Educadora de trânsito defende o ‘pedalar com segurança’ e campanhas de conscientização

Foto: Alessandro Maschio/JP

‘Não importa se o ciclista é urbano ou esportista, é preciso falar no geral’, defende especialista

Educação, infraestrutura e fiscalização. Com esse tripé, a educadora de trânsito Valéria Penatti define um cenário ideal para o trânsito em Piracicaba, principalmente no que se refere a presença de bicicletas, fato que tem se tornado cada vez mais comum e que aumentou – desde o ano passado – com a pandemia do novo coronavírus. Educação abrange a conscientização de todos sobre respeitar o outro, lembrando sempre de que, no trânsito, o maior protege o menor. Infraestrutura deve ser oferecida pelo Poder Público com vias seguras e sinalização adequada e, por último, a fiscalização do cumprimento das regras de trânsito, papel que também cabe ao setor público.

Valéria trabalha com educação no trânsito há 22 anos, 18 deles na Semuttran (Secretaria de Mobilidade Urbana, Trânsito e Transporte) e, por isso, critica a falta d ecampanhas no trânsito. Em 2015 ela criou a Bike Feliz Escola, onde defende o pedalar com segurança.

“Quando eu aprendi a pedalar, o trânsito era outro, hoje é bem diferente daquela realidade. Existem cuidados, existem técnicas e orientações e informações fundamentais para gente fazer parte da família do trânsito”, afirmou.

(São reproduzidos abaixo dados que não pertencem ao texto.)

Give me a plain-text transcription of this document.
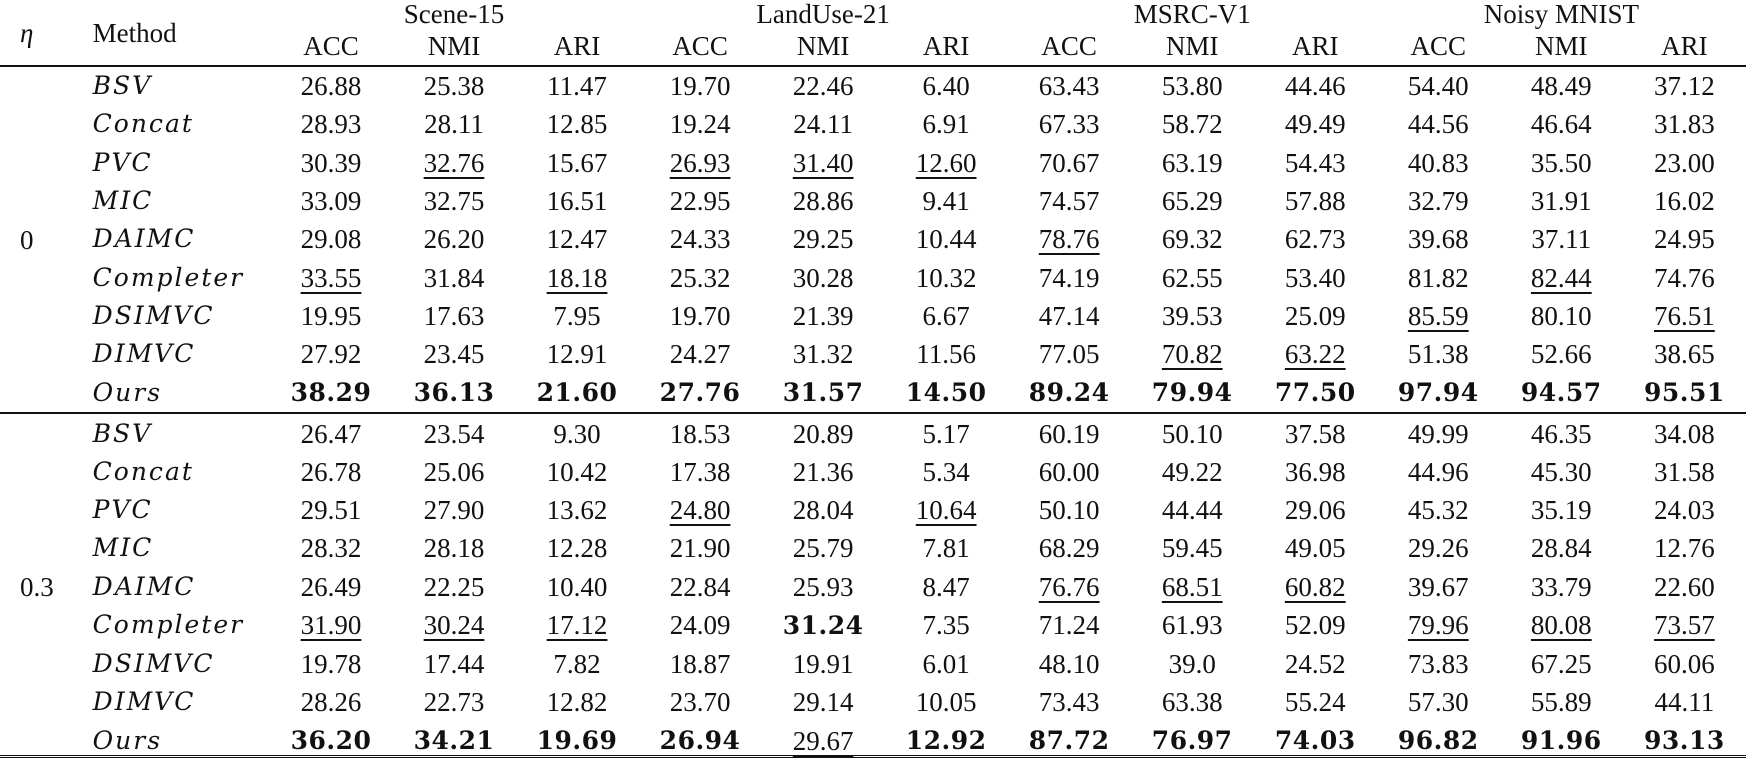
η	Method	Scene-15			LandUse-21			MSRC-V1			Noisy MNIST		
		ACC	NMI	ARI	ACC	NMI	ARI	ACC	NMI	ARI	ACC	NMI	ARI
0	BSV	26.88	25.38	11.47	19.70	22.46	6.40	63.43	53.80	44.46	54.40	48.49	37.12
	Concat	28.93	28.11	12.85	19.24	24.11	6.91	67.33	58.72	49.49	44.56	46.64	31.83
	PVC	30.39	32.76	15.67	26.93	31.40	12.60	70.67	63.19	54.43	40.83	35.50	23.00
	MIC	33.09	32.75	16.51	22.95	28.86	9.41	74.57	65.29	57.88	32.79	31.91	16.02
	DAIMC	29.08	26.20	12.47	24.33	29.25	10.44	78.76	69.32	62.73	39.68	37.11	24.95
	Completer	33.55	31.84	18.18	25.32	30.28	10.32	74.19	62.55	53.40	81.82	82.44	74.76
	DSIMVC	19.95	17.63	7.95	19.70	21.39	6.67	47.14	39.53	25.09	85.59	80.10	76.51
	DIMVC	27.92	23.45	12.91	24.27	31.32	11.56	77.05	70.82	63.22	51.38	52.66	38.65
	Ours	38.29	36.13	21.60	27.76	31.57	14.50	89.24	79.94	77.50	97.94	94.57	95.51
0.3	BSV	26.47	23.54	9.30	18.53	20.89	5.17	60.19	50.10	37.58	49.99	46.35	34.08
	Concat	26.78	25.06	10.42	17.38	21.36	5.34	60.00	49.22	36.98	44.96	45.30	31.58
	PVC	29.51	27.90	13.62	24.80	28.04	10.64	50.10	44.44	29.06	45.32	35.19	24.03
	MIC	28.32	28.18	12.28	21.90	25.79	7.81	68.29	59.45	49.05	29.26	28.84	12.76
	DAIMC	26.49	22.25	10.40	22.84	25.93	8.47	76.76	68.51	60.82	39.67	33.79	22.60
	Completer	31.90	30.24	17.12	24.09	31.24	7.35	71.24	61.93	52.09	79.96	80.08	73.57
	DSIMVC	19.78	17.44	7.82	18.87	19.91	6.01	48.10	39.0	24.52	73.83	67.25	60.06
	DIMVC	28.26	22.73	12.82	23.70	29.14	10.05	73.43	63.38	55.24	57.30	55.89	44.11
	Ours	36.20	34.21	19.69	26.94	29.67	12.92	87.72	76.97	74.03	96.82	91.96	93.13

Valéria destaca a necessidade de observar o itens de segurança da bicicleta antes de sair para as vias. Segundo ela, independentemente da bicicleta ser usada para esporte ou trabalho. “Não importa se o ciclista é urbano ou esportista, temos de falar em geral, que ele sobe na bicicleta precisa ver a altura do selim, freios, se programar sobre o trajeto, andar documentado”, alertou.

Segundo a educadora, a bicicleta é um veículo e, como tal, uma vez no trânsito, é preciso que o condutor se comporte como os demais, respeitando a sinalização, observando as placas de sinalização nas ciclovias e ciclofaixas. “Não basta estar em cima da bicicleta, ele (ciclista) tem de ter o entendimento dessa realidade”, afirmou.

CAMPANHAS
Valéria critica a falta de campanhas de conscientização produzidas pela prefeitura e afirma que a mensagem precisa ser levada por diferentes canais e ambientes.

“Outdoor não funciona mais se as pessoas estão nas redes sociais, há muito a ser feito, parece que Piracicaba parou”, afirmou acrescentando que é preciso ir aos bares, empresas, escolas, grupos de esportes, academias e fazer compartilhamento com as secretarias da Educação e de Saúde, que sofrem com os resultados dos sinistros.

A prefeitura foi procurada ontem no final da tarde para comentar sobre campanhas, mas não houve tempo hábil para encaminhar a resposta.